Another major feature of our culture is that we are expert worshippers.
When the information comes from a position of authority (and OBs certainly are that), it’s awfully hard for most people to go against the grain. This is especially true if “everybody else is doing it”.
Even with the mass exodus from hospital birth that the last two years have wrought, nearly 99% of babies in America are still born in hospitals. We have the worst neonatal and maternal health outcomes of any developed nation, especially for women and babies of color.
This is our normal, and it’s being perpetuated by so-called experts who refuse to quit playing puppeteer with the masses.
Finally, I believe that an even deeper aspect at play here is that females are socialized to be submissive.
Our culture claims to be all about girl-power, but still raises us to not “make waves”, to go with the status quo, and to not be assertive - especially when it comes to the pressured of perceived (often male) authority figures.
The disturbing and disheartening truth seems to be that even now, women are not generally trusted to be competent decision makers when it comes to their own bodies.
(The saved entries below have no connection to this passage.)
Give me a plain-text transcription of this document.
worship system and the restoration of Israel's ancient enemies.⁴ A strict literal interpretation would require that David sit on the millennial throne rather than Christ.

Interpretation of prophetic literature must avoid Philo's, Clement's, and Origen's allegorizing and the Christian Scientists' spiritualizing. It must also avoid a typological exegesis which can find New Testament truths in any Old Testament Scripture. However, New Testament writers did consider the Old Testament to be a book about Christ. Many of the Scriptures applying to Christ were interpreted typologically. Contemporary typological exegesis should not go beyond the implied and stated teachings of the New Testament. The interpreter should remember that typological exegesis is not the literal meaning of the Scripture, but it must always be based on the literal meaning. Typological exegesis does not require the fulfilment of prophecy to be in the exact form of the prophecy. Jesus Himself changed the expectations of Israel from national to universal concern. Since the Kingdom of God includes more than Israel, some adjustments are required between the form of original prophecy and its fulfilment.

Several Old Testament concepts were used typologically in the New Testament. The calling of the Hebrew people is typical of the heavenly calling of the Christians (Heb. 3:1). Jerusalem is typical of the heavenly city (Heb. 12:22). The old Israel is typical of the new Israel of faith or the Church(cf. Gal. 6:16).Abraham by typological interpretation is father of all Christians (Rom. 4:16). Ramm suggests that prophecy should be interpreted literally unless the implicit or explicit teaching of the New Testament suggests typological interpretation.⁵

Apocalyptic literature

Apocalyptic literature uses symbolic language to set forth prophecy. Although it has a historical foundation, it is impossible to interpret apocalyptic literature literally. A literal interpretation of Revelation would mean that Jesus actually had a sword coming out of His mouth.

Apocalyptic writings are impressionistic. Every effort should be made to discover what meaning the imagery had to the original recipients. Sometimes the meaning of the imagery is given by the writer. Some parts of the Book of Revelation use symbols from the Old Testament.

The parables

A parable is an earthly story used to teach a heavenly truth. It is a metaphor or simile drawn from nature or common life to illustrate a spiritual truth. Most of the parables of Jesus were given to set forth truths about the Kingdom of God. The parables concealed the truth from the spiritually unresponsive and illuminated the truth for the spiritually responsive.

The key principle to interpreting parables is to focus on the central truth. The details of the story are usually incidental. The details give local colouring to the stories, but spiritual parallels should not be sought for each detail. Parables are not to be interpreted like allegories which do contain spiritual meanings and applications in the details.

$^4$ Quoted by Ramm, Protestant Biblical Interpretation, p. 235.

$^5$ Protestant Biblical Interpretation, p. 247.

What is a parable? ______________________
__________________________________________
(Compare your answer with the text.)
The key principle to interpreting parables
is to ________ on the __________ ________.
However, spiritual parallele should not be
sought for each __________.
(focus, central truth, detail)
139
This is evidenced by many current affairs such as restricted access to birth control and abortion, VBAC bans, and forced Cesareans, to name just a few.
The concept of birth as a sacred rite of passage, a warrior’s journey, a transformative, holistic life event has long ago been eclipsed by the industrial concept of birth.
It’s become “progressive” and “safe” to view birth as a factory production of a uniform product - something to “get through” instead of something to embrace.
Modern medical concepts of birth are sanitized and sterile (pun intended).
They see no beauty in the wild, galloping horses of an unfettered labor and undisturbed birth, and only seek to tame them into homogenous, predictable servitude.